Tasks generated with contrast twins (`generate_contrast_pairs`, linked via `metadata['pair_id']`) get a second check for free: the deterministic graders also run against the twin's known-bad output. A grader that passes **both** the reference and the known-bad twin cannot tell good from bad on that task — flagged `NO_DISCRIMINATION`, and the summary reports `effective informative cases: N/M validated` so you know how much of your suite actually carries signal. Zero LLM calls in the default offline mode — the discrimination rerun excludes judge-backed graders unless you opt in with `--judges`, in which case their spend is tracked with the rest. Disable with `--no-contrast` / `contrast=False`.

***

## Judge-backed graders and cost

LLM-judge graders are skipped by default — validate is a free, offline audit, and the report names what it skipped:

```
  judge-backed grader(s) not run (offline default): faithfulness — pass --judges to include them.
```

`--judges` (CLI) or `suite.validate(include_judges=True)` opts in: judge graders run against every reference, and the spend is tracked and printed. Expect the same per-case judge cost as a normal run (QAG graders make several judge calls per task), minus the model calls — you are paying to grade references, not generations.

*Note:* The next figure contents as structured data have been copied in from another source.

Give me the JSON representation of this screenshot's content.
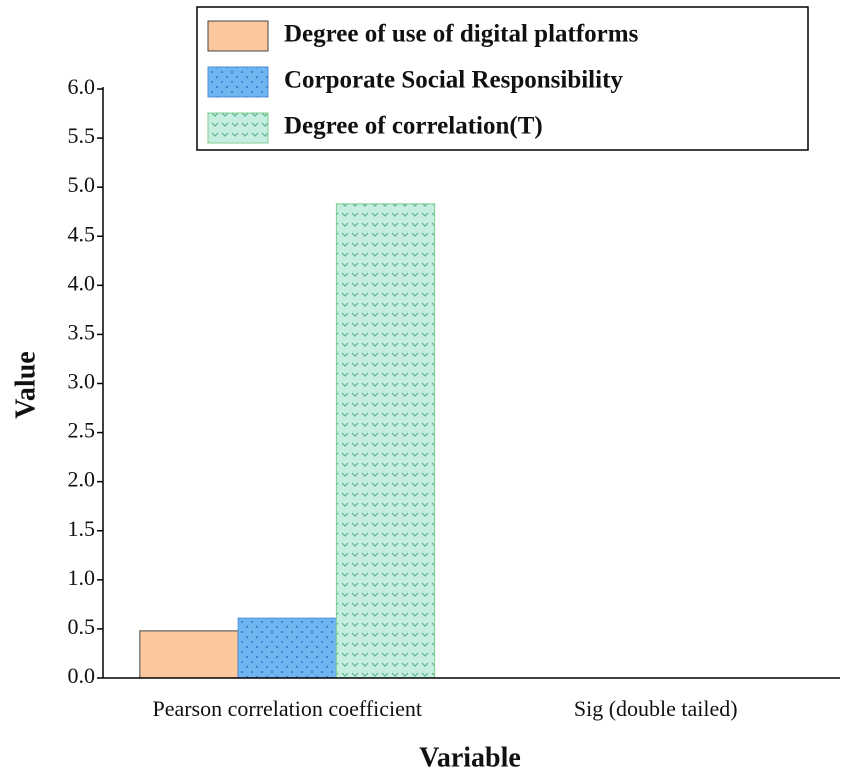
{
  "chart_data": {
    "type": "bar",
    "x_label": "Variable",
    "y_label": "Value",
    "categories": [
      "Pearson correlation coefficient",
      "Sig (double tailed)"
    ],
    "series": [
      {
        "name": "Degree of use of digital platforms",
        "color": "#fbc89d",
        "values": [
          0.48,
          0
        ]
      },
      {
        "name": "Corporate Social Responsibility",
        "color": "#6fb6f0",
        "values": [
          0.61,
          0
        ]
      },
      {
        "name": "Degree of correlation(T)",
        "color": "#c6eee0",
        "values": [
          4.83,
          0
        ]
      }
    ],
    "ylim": [
      0,
      6
    ],
    "yticks": [
      {
        "value": 0,
        "label": "0.0"
      },
      0.5,
      {
        "value": 1,
        "label": "1.0"
      },
      1.5,
      {
        "value": 2,
        "label": "2.0"
      },
      2.5,
      {
        "value": 3,
        "label": "3.0"
      },
      3.5,
      {
        "value": 4,
        "label": "4.0"
      },
      4.5,
      {
        "value": 5,
        "label": "5.0"
      },
      5.5,
      {
        "value": 6,
        "label": "6.0"
      }
    ],
    "legend_position": "top",
    "grid": false
  }
}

A suite whose graders are **all** judge-backed therefore validates nothing in the offline default: every case lands `UNVALIDATABLE` ("all graders are judge-backed; rerun with --judges") and the report exits `NOTHING_VALIDATED`, not PASSED. A judge outage during a `--judges` run also marks affected cases `UNVALIDATABLE` (infrastructure), never `BROKEN_TASK_OR_GRADER` — only genuine grader verdicts may indict a task.

***

## Zero-pass suspects in normal runs

Validation has a companion heuristic in every `suite.run()` report (0.16.0): `EvalReport.zero_pass_cases` lists evaluated tasks that failed **every** trial under `runs > 1` — or every failing task when a single-run suite lands at exactly 0%. The report footer flags them:

```
  ⚠ 3 task(s) failed every trial. 0% pass usually means a broken task or
  grader, not an incapable agent — run multivon-eval validate before
  blaming the model.
```

This is the floor-side counterpart to the [saturation monitor](/guides/statistical-rigor#what-a-100-pass-rate-actually-tells-you) at the ceiling: both exist because the ends of the pass-rate scale are where evals lie most confidently.